By Scott Thomas Anderson

Some utility providers are making sure that the economic hardship caused by the spreading novel coronavirus doesn’t make it even harder for them to hunker down in their homes.

Last week, Pacific Gas & Electric Company was the first major utility to announce it would temporarily halt disconnecting power to customers unable to pay their bills during the COVID-19 outbreak. The move aims to ease financial concerns about complying with social distancing directives as the state of California tries to flatten the infection curve. PG&E added that this policy applies to both residential and commercial customers and is in effect until further notice.
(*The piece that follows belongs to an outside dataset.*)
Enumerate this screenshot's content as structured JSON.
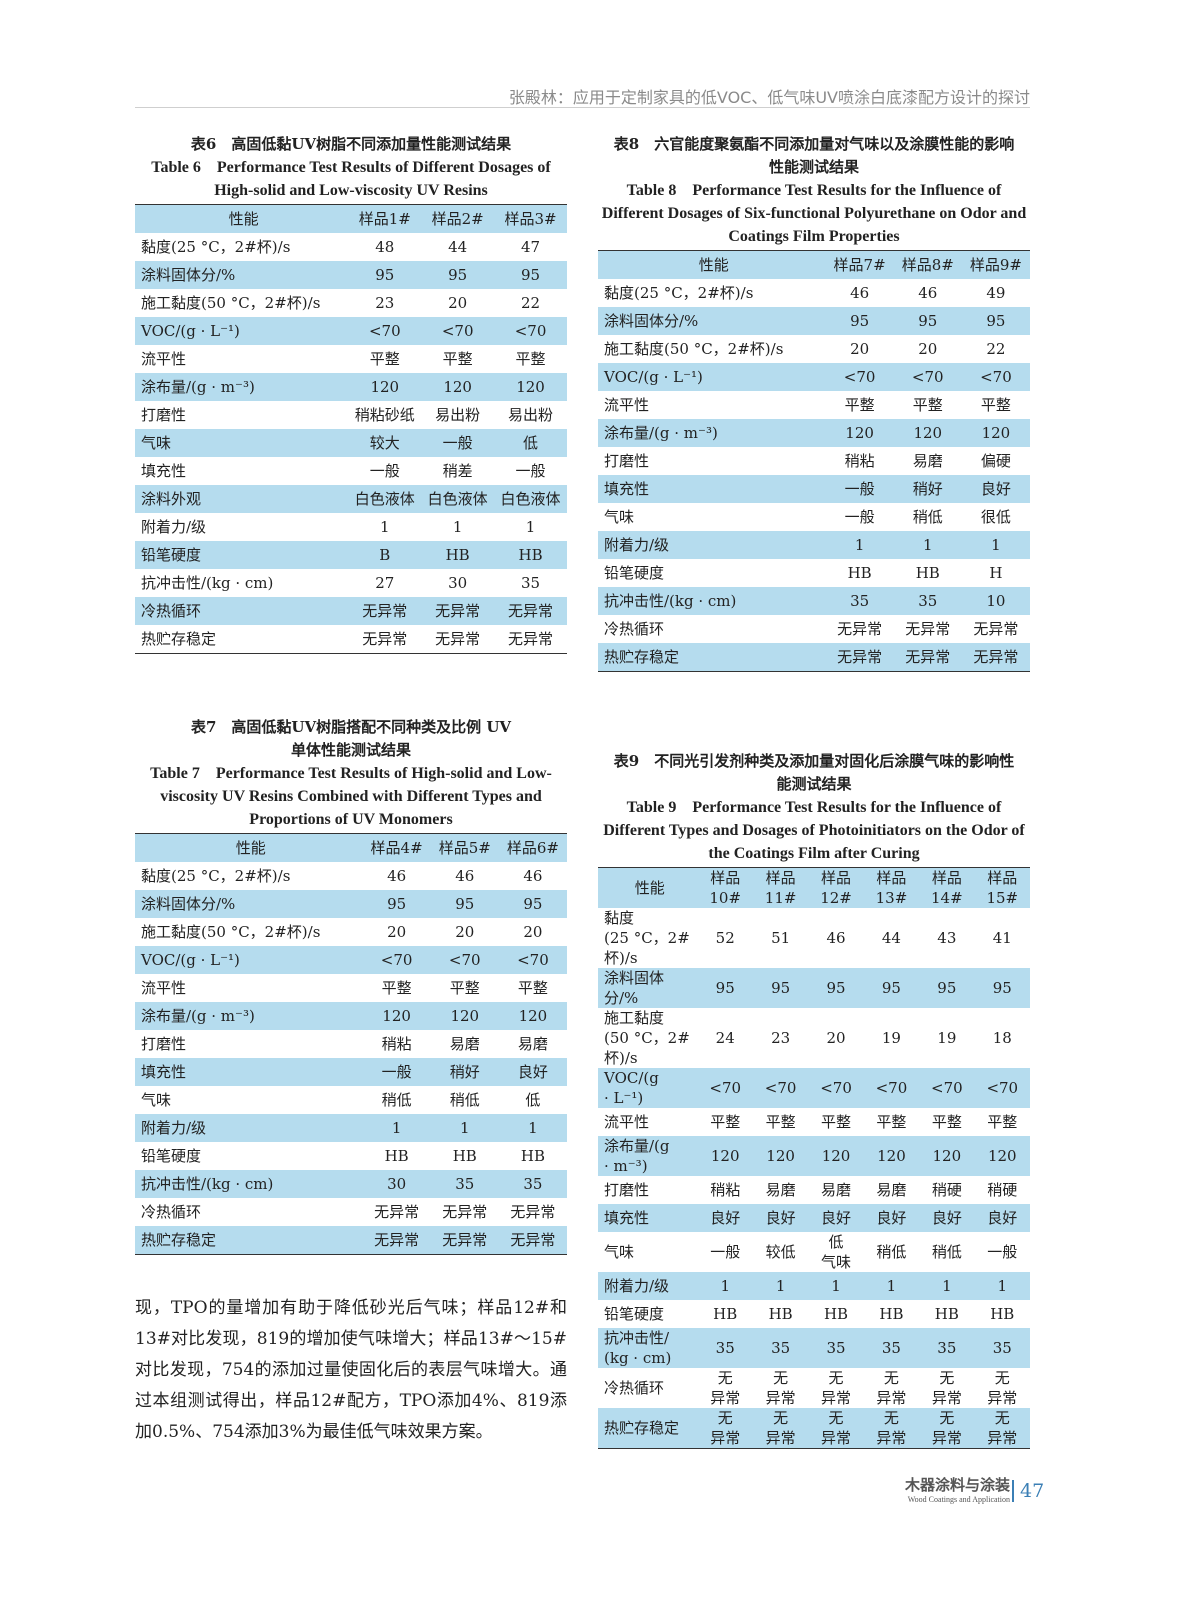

“Our most important responsibility is the health and safety of our customers and employees,”PG&E senior vice president Laurie Giammona said in a release.

On March 13, the Sacramento Municipal Utility District followed suit, granting nonpayment amnesty to its customers through March 31. SMUD CEO and general manager Arlen Orchard said his company was trying to do its part to help the region get through an increasingly unstable time.

That same day, the Sacramento City Council approved a number of emergency measures to respond to the coronavirus. Though city staff had not contemplated it, District 4 Councilman Steve Hansen requested protection from power shutoffs for city residents. Mayor Darrell Steinberg and City Manager Howard Chan agreed that they could make that happen without adding it to the provisional ordinance the council was passing at that moment. Neither specified how long that policy will be in effect.